In 1876 the old settlers' meeting was a success, and was held in Seaver & McClary's Hall. The weather was favorable-moon at the full. The large hall was filled, many being present who were not the previous years.

To determine the character of the audience as to their claims to be denominated old settlers those who had been in the settlement fifteen years were asked to arise, when a large number arose.

Those of twenty years standing-1858-were quite numerous, and when the twenty-three years'-1855-residents were called there arose more than a score, and when the twenty-five years'-1853-veterans arose there were twelve, and there were several who had a twenty-six years' residence.

The meeting was opened by the entire audience singing that grand old hymn, "Old Hundred;" prayer by the chaplain, Rev. S. W. Ingham, of early days.

Speeches short and to the subject were made in the following order: Mr. Ingham, D. Connell, W. Wilson, G. Sloss, Mrs. Branaman, James Fowler, J. T. Ames, T. F. Clark, Mr. Bailey, of Howard, and Rev. Mr. Smith.

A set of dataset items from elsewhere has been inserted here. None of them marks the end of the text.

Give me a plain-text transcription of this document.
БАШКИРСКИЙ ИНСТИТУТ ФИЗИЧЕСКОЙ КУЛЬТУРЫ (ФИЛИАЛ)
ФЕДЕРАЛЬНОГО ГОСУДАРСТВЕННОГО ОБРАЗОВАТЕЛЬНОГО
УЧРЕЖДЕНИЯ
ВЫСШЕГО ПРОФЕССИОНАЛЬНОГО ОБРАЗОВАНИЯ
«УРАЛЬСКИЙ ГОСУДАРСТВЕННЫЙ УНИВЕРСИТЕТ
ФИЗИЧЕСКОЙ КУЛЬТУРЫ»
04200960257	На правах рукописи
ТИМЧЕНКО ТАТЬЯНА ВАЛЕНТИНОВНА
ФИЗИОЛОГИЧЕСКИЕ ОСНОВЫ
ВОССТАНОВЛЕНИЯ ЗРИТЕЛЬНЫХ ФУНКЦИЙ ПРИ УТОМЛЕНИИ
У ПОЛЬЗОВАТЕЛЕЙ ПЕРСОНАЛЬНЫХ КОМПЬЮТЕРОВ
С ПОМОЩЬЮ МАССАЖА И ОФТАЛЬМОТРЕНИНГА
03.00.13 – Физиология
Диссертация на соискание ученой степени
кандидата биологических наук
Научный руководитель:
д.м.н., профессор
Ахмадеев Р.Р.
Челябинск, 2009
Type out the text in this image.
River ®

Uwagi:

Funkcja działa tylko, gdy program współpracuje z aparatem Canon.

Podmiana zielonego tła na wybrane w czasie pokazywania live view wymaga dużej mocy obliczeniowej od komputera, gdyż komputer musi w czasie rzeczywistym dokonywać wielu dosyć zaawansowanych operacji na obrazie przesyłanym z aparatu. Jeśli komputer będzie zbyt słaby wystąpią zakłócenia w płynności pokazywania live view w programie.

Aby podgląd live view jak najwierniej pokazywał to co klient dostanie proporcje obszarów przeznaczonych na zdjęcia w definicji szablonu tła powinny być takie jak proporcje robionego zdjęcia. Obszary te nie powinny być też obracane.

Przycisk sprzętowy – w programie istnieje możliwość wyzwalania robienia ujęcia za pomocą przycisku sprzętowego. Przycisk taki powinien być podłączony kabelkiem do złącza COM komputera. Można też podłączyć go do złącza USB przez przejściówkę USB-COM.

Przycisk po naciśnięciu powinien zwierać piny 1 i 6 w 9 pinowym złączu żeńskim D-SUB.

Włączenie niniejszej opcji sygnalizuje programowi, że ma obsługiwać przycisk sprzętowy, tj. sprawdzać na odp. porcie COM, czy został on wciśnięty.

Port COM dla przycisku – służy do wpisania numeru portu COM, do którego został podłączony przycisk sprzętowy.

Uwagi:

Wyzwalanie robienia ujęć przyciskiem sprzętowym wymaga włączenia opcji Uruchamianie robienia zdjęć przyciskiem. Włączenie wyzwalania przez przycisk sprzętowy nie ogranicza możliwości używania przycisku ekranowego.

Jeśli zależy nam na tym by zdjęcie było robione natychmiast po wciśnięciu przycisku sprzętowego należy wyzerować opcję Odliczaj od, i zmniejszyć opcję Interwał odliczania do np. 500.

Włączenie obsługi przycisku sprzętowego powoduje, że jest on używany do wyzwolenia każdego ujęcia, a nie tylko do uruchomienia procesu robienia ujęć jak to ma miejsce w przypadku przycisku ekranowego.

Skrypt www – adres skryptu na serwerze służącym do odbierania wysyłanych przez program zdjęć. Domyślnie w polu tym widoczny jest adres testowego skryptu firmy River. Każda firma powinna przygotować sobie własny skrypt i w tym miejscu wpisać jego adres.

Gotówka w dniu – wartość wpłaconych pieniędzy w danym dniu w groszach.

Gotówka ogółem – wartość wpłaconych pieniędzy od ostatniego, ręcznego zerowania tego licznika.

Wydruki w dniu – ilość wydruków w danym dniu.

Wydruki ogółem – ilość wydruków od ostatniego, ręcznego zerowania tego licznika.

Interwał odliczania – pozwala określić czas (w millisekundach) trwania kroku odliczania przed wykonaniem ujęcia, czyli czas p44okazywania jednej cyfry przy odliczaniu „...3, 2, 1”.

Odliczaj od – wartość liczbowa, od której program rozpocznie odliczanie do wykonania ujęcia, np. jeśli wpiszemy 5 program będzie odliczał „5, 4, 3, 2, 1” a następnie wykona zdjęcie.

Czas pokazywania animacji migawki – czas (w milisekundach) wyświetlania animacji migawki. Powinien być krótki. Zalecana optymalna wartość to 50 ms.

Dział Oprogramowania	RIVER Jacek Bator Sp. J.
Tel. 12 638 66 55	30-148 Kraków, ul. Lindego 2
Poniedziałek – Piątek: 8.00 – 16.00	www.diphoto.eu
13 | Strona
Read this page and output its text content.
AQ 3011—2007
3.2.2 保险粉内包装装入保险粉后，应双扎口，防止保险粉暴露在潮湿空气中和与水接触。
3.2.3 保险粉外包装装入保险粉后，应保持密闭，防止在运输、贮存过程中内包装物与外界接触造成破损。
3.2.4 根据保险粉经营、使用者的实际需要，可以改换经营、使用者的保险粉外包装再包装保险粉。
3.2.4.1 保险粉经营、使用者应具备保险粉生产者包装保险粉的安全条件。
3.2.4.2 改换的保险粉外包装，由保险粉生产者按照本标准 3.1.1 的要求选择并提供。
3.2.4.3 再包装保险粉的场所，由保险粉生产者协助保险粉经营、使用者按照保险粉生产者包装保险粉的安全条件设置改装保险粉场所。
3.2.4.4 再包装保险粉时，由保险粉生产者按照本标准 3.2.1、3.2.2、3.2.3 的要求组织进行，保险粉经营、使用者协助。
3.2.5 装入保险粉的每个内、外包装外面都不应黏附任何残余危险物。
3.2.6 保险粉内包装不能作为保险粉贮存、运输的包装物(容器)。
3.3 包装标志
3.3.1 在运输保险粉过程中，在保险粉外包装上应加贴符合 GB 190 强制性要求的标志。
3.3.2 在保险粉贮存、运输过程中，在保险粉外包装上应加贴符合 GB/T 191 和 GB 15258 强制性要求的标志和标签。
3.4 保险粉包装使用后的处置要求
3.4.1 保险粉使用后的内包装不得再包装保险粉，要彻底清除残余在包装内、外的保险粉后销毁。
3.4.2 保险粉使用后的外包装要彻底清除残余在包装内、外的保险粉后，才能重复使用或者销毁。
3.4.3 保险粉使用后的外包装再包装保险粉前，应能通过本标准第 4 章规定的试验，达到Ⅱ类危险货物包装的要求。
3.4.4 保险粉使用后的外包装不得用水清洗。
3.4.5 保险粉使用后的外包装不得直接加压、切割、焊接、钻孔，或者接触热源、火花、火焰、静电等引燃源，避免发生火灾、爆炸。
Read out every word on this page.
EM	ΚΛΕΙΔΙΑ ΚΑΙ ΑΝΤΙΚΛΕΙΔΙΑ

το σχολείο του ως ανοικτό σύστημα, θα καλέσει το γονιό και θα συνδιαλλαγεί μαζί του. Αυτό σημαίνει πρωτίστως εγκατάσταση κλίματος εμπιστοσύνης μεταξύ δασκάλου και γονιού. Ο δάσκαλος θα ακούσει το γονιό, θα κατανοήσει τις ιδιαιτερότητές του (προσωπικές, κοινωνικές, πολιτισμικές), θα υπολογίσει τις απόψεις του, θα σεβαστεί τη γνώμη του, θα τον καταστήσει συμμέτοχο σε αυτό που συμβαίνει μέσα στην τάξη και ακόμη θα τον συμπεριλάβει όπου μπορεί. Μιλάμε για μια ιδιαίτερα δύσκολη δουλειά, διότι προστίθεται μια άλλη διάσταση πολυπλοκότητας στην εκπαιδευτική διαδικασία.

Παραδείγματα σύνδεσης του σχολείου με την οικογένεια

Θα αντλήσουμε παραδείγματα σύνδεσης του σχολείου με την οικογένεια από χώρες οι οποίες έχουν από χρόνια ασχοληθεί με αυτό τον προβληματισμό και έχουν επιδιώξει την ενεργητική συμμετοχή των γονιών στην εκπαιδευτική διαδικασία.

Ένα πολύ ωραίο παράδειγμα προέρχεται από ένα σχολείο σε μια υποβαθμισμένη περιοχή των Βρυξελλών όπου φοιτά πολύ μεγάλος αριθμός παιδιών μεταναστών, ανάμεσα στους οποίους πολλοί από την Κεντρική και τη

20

T. F. Clark sang "Tis twenty years ago, Tom," with fine effect, and the choir of 1856, consisting of T. F. Clark, chorister, Dr. Daniel and wife, Q. D.Hartshorn and wife, Mrs. Mary Ames and Mrs. Jane Smith, sang" The Old House at Home."

The crowning event of the evening was the representation of a singing class as conducted by Joe Vertrees, an eccentric singing master of our early day. The representation was by John Wilson, Jr., a prince of imitators, and a more side-splitting performance is seldom given. At half past ten supper was announced, when nearly one hundred went to the Best House, and for an hour discussed a meal such as the settlers did not have in the "auld lang syne." The old settlers' meeting of 1878 will long be remembered by the survivors.

The reunion of 1886 was held in the opera house in October. There were no conventional addresses, but short speeches were made by J. T. Ames, W. Wilson, T. F. Clark, A. Wood, J. H. Scott, Rev. S. W. Ingham, B. Keeler, John Gray, and Rev. Dr. Bingham. In all probability these meetings will be continued by the sons and daughters of the first settlers long after the old ones shall be gathered to their Father.